Real Estate Issues, Winter 1999/2000 by Kelly, Hugh F

Real estate professionals do well to attend to the total economic picture, good and bad. Real estate is best conceived as a residual product of economic activity, receiving its value from the ability to provide functional, well-located, pleasing, and economically appropriate facilities. Real estate exists to house people and their interactions at work and play, to provide a place to fabricate, store, distribute, and sell goods. The very term "economy" comes from the Greek oikos, meaning "house." I have found that real estate, with all its tangibility, is an excellent vantage point from which to view the economy as a whole, since property value so intimately reflects economic demand stemming from every conceivable sector.

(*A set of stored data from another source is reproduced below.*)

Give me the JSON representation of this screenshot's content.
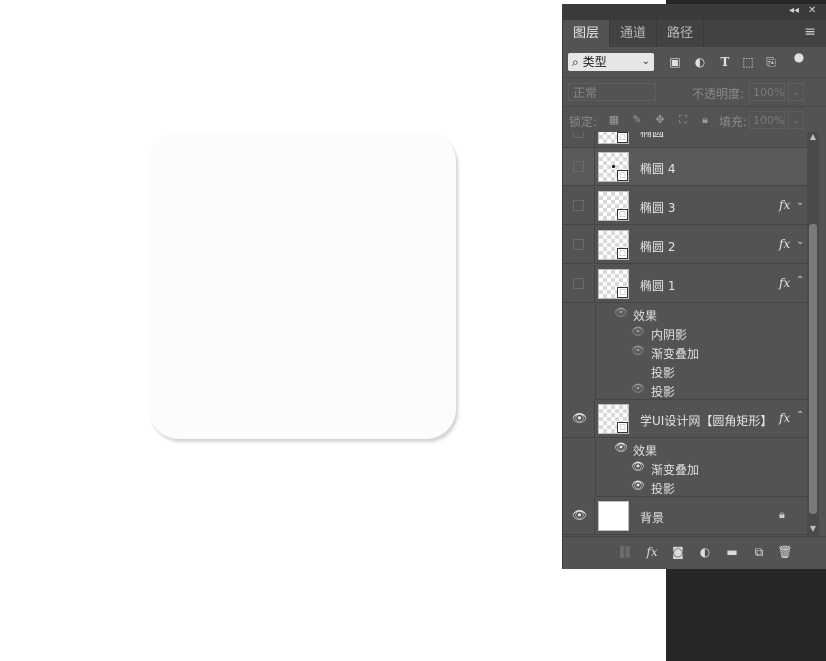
{
  "panel": {
    "tabs": [
      {
        "label": "图层",
        "active": true
      },
      {
        "label": "通道",
        "active": false
      },
      {
        "label": "路径",
        "active": false
      }
    ],
    "filter": {
      "icon": "search-icon",
      "value": "类型"
    },
    "blend_mode": "正常",
    "opacity_label": "不透明度:",
    "opacity_value": "100%",
    "lock_label": "锁定:",
    "fill_label": "填充:",
    "fill_value": "100%"
  },
  "layers": {
    "partial_top": {
      "name": "椭圆"
    },
    "items": [
      {
        "name": "椭圆 4",
        "visible": false,
        "fx": false
      },
      {
        "name": "椭圆 3",
        "visible": false,
        "fx": true
      },
      {
        "name": "椭圆 2",
        "visible": false,
        "fx": true
      },
      {
        "name": "椭圆 1",
        "visible": false,
        "fx": true,
        "effects_label": "效果",
        "effects": [
          "内阴影",
          "渐变叠加",
          "投影",
          "投影"
        ]
      },
      {
        "name": "学UI设计网【圆角矩形】",
        "visible": true,
        "fx": true,
        "effects_label": "效果",
        "effects": [
          "渐变叠加",
          "投影"
        ]
      },
      {
        "name": "背景",
        "visible": true,
        "locked": true
      }
    ],
    "fx_label": "fx"
  },
  "bottom_bar": {
    "icons": [
      "link-icon",
      "fx-icon",
      "mask-icon",
      "adjustment-icon",
      "folder-icon",
      "new-layer-icon",
      "trash-icon"
    ],
    "fx_label": "fx"
  },
  "colors": {
    "panel_bg": "#535353",
    "canvas_bg": "#ffffff",
    "shape_fill": "#fcfcfc"
  }
}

If I have my reservations about the current good feelings about the economy - based upon the factors I've listed - I still do not see any immediate stumbling block that would end the successful run of GDP gains in the near future. We have too much momentum thus far in 2000 for any sudden contraction to be likely. Industrial production figures started to improve last summer and the National Association of Purchasing Managers Index for November was solidly positive. Real personal income is advancing smartly and consumer confidence is high. Thus, we have just had the best holiday sales season in more than a decade, both in stores and on-line. After-tax corporate profits have doubled since 1990 and are up 5.5 percent in the past year. We have a Federal Budget in surplus, giving the government plenty of ammunition for economic stimulation should it be needed. And we already have a high real interest rate - the spread of short-term rates over the CPI - that gives the Federal Reserve tremendous monetary flexibility should it be needed, as it was in late 1998.

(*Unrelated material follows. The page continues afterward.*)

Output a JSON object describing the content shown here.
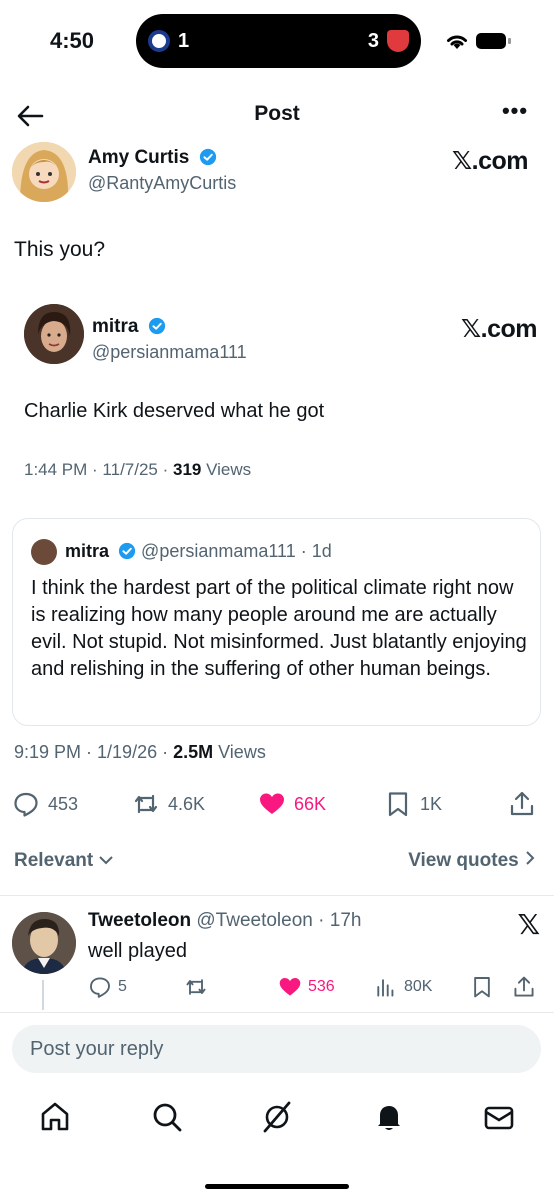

No wonder that there is snickering at any suggestion that "the end is near" for this cycle. Our biggest danger might be complacency, the optimistic belief that growth will go on forever. Real estate analysts know what this unrealistic faith looks like: revenue projections that grow faster than inflation throughout the cash flow projection, coupled with an aggressive discount rate to calculate Net Present Value.

In fact, we don't know which of the numerous economic risks lurking out there might tip the economy into recession. It is important, though, to recognize that the risks are real. During the long and very impressive cycle of the '90s we dodged a couple of exceptionally serious troubles, including the threat of a commercial banking collapse in the U.S. between 1990 and 1993 and the potential for a severe global decline in 1998. Our hope in continued expansion is the likelihood that many of the weaknesses listed above are already in the process of correction. But the economy gives us no guarantees.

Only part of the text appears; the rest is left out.